The snapshot is deliberate about what Windows can and cannot prove:

  • QueryWorkingSet returns only pages physically present at the call; it cannot classify a nonresident page as standby, modified, compressed, or paged out. Those categories are labeled unavailable, not guessed. Machine-wide Active / Standby / Modified / Free / Compressed history lives in the System view.
  • A protected or inaccessible process keeps its virtual map but shows per-region working-set and sharing values as unavailable (the query needs PROCESS_QUERY_INFORMATION | PROCESS_VM_READ).
  • Heap labeling uses one documented representative block per Toolhelp heap; the snapshot does not walk every heap block, because a remote heap walk is quadratic on large heaps. This is classification, not the deferred heap-allocation-tracing feature.
  • The map walk, allocation query, working-set query, and process counters are sequential, not one atomic OS transaction, so a changing target can produce small signed reconciliation deltas or unattributed pages — which are surfaced rather than hidden.
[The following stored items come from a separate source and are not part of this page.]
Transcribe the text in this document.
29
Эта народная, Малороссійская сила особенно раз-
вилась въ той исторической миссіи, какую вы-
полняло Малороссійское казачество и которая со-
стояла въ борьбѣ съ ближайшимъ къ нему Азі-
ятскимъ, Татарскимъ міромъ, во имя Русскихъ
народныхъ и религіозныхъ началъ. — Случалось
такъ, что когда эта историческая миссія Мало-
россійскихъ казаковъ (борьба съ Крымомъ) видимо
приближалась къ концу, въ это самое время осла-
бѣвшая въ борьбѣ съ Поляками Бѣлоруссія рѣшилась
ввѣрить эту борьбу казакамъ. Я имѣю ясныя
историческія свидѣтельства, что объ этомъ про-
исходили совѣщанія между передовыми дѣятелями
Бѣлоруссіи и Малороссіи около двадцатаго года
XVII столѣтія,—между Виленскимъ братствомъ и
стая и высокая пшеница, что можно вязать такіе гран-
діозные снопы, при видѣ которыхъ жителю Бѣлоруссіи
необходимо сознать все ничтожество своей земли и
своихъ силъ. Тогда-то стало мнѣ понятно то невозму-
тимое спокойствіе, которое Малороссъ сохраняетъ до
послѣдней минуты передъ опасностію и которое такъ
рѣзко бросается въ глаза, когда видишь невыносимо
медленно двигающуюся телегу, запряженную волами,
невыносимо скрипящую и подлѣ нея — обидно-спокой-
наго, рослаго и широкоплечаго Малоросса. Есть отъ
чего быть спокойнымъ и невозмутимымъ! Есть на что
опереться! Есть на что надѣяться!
Frequently Asked Questions

What is the process snapshot in Memory Explorer?

It is a point-in-time, VMMap-style breakdown of a single process address space. For every region it shows the virtual range plus how that range consumes committed memory and physical working-set space: private, shareable, and currently-shared bytes, a VMMap-style classification (heap, stack, TEB/PEB, image section, mapped file, private data), copy-on-write state, and the backing file or object. It is a synchronous manual snapshot — opening it, or pressing F5, captures again.

How is the snapshot different from the live process view?

The process view is a live, time-scrubbable stream driven by ETW deltas and focused on outstanding allocations and leaks. The snapshot is a single instant captured from documented Win32 APIs (VirtualQueryEx, QueryWorkingSet, the allocation query, and Toolhelp), and its job is a complete VMMap-parity accounting of where the memory is right now — commit, working set, sharing, classification, and backing.

Can the snapshot show standby, compressed, or paged-out memory per region?

No. QueryWorkingSet reports only which pages are physically resident at the instant of the call. Windows does not expose a per-address standby / compressed / paged-out classification without PFN access or a driver, which are out of scope. The snapshot therefore reports resident working set (with private / shareable / shared splits) and labels the unavailable categories rather than fabricating them.

Can I export the snapshot?

Yes. Ctrl+C copies all three aggregate tables (by memory type, by loader module, by backing file/object) followed by the currently filtered region table, including commit scope, the physical splits, copy-on-write, module, backing, and classification detail — enough to paste a full accounting into a bug report.